Oh! here are a sample from the scout bike squad, and the chapter master.


----------



## Crimzzen (Jul 9, 2008)

looks fricken amazing to me, +rep


----------



## Bogg (Mar 2, 2008)

and my dreadnaught =)


----------



## MaidenManiac (Oct 2, 2008)

The Thunderfire Cannon turned out really well, clever use of random bits 
Im even more glad to see black-skinned Salamanders though, it looks awsome:biggrin:

Have rep!


----------



## Bogg (Mar 2, 2008)

My first go at at banner, sure ive painted moons and numbers.. but nothing like this lol


.... Can you spot the name inside the flames =).. that took some hours to get right... and even then I mispelled his name =)


----------



## Graf Spee (Apr 29, 2009)

it reads "VULKAN" :grin:

very nice models. even though your skincolour looks a bit zombielike..


----------



## TheKingElessar (Mar 31, 2009)

Awesome stuff man, especially the banner, +Rep!!


----------



## Inquisitor Varrius (Jul 3, 2008)

Huzzah for salamanders. Very well done, congrats and +rep!
Ninja'd!

Edit: The biker running a guy over is the best! Way to go!


----------



## Damned Fist (Nov 2, 2007)

Good looking group. I'll pick the dread as my fav.:victory:


----------



## Masito (Jul 17, 2009)

very nice minis you have there! that banner is fricking awesome, especially the name (although misspelled as you pointed out yourself) looks amazing!

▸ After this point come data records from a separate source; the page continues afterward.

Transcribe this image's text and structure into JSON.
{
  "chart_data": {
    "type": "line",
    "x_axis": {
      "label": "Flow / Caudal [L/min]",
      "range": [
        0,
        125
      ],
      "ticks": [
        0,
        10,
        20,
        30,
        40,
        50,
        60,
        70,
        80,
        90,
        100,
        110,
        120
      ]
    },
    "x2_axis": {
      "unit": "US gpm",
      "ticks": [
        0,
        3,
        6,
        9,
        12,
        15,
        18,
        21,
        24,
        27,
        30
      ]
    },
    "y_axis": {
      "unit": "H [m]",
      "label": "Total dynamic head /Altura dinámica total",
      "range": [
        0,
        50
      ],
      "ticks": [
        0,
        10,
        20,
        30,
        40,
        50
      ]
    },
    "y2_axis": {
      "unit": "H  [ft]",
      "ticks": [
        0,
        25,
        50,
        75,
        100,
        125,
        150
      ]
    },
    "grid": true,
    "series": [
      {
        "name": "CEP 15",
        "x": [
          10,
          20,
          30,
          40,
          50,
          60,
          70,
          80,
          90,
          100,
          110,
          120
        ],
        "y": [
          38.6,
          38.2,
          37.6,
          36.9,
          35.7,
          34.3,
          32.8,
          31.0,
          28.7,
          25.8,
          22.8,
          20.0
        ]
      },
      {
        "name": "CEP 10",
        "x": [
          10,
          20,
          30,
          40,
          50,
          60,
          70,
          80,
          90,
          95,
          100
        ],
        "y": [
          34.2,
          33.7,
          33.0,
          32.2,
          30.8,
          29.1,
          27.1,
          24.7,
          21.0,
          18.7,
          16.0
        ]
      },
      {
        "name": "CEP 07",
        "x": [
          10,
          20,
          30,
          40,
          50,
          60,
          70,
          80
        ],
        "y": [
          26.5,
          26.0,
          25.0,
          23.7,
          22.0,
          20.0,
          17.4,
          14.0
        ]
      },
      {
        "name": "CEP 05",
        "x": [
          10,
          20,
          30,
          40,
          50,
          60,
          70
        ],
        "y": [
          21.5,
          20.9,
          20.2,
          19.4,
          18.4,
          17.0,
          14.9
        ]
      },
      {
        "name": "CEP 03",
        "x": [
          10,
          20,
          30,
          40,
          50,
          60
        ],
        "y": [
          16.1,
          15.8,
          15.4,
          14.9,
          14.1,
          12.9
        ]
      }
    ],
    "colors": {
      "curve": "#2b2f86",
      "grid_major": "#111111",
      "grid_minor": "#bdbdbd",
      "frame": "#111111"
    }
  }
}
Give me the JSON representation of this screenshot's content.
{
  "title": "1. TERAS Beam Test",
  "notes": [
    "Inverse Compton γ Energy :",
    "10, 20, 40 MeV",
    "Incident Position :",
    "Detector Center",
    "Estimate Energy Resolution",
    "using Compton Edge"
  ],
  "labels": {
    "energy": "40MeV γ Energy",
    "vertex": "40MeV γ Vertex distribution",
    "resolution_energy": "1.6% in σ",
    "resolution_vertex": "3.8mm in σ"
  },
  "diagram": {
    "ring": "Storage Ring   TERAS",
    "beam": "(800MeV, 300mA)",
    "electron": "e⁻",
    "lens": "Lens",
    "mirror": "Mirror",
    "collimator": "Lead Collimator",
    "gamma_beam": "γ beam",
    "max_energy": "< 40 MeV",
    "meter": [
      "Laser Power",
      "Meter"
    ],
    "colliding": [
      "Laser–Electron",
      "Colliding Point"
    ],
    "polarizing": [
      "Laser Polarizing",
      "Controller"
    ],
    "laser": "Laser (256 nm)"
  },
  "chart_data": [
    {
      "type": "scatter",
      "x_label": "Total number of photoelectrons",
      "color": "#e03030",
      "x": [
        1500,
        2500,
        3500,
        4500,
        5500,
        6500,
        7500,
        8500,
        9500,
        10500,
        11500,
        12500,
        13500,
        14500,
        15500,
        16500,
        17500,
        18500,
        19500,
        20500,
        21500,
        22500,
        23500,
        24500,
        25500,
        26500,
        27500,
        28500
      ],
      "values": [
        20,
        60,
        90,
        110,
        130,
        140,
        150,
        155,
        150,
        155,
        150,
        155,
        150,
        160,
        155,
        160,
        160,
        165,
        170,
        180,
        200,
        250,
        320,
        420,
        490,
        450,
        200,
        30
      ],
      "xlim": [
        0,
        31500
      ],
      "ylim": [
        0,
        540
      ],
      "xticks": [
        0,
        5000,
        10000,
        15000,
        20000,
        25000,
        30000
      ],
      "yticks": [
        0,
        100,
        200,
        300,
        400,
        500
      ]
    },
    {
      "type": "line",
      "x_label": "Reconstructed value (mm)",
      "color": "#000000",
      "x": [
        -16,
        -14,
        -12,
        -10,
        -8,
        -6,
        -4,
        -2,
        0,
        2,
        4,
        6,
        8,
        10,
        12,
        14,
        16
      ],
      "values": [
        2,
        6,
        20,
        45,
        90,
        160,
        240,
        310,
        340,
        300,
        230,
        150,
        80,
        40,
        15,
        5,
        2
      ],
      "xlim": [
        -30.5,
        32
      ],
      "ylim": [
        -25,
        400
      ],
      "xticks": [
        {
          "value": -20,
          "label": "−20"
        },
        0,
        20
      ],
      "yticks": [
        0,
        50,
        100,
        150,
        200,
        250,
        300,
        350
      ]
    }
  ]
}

The dread is nice as well, his name is "Tito"? 

have some well deserved rep mate


----------



## Bogg (Mar 2, 2008)

hehe, ye his name is Tito =), and cheers for all the positive feedbacks. Gives me a warm fuzzy feeling inside =)

My chapter master name is Tim =)


here is a collectinon of photos, rushed last night.. I spent about 3 weeks doing this army lol.. ... 
http://s281.photobucket.com/albums/kk226/Bogg_photos/


----------



## jaq draco's (Aug 15, 2009)

+1 rep for free thunderer cannon:good: that was a good build....and nice army


----------



## Khorne's Fist (Jul 18, 2008)

The scout biker, the dread, the banner, thunderfire cannon, all damn fine work. +rep.


----------



## shaantitus (Aug 3, 2009)

Love the bike.

'Look mum, I'm roadkill'
rep


----------



## HorusReborn (Nov 19, 2008)

Fantastic looking models man! I'm loving salamanders more and more now! Thanks, now I have to build some Marines LOL


----------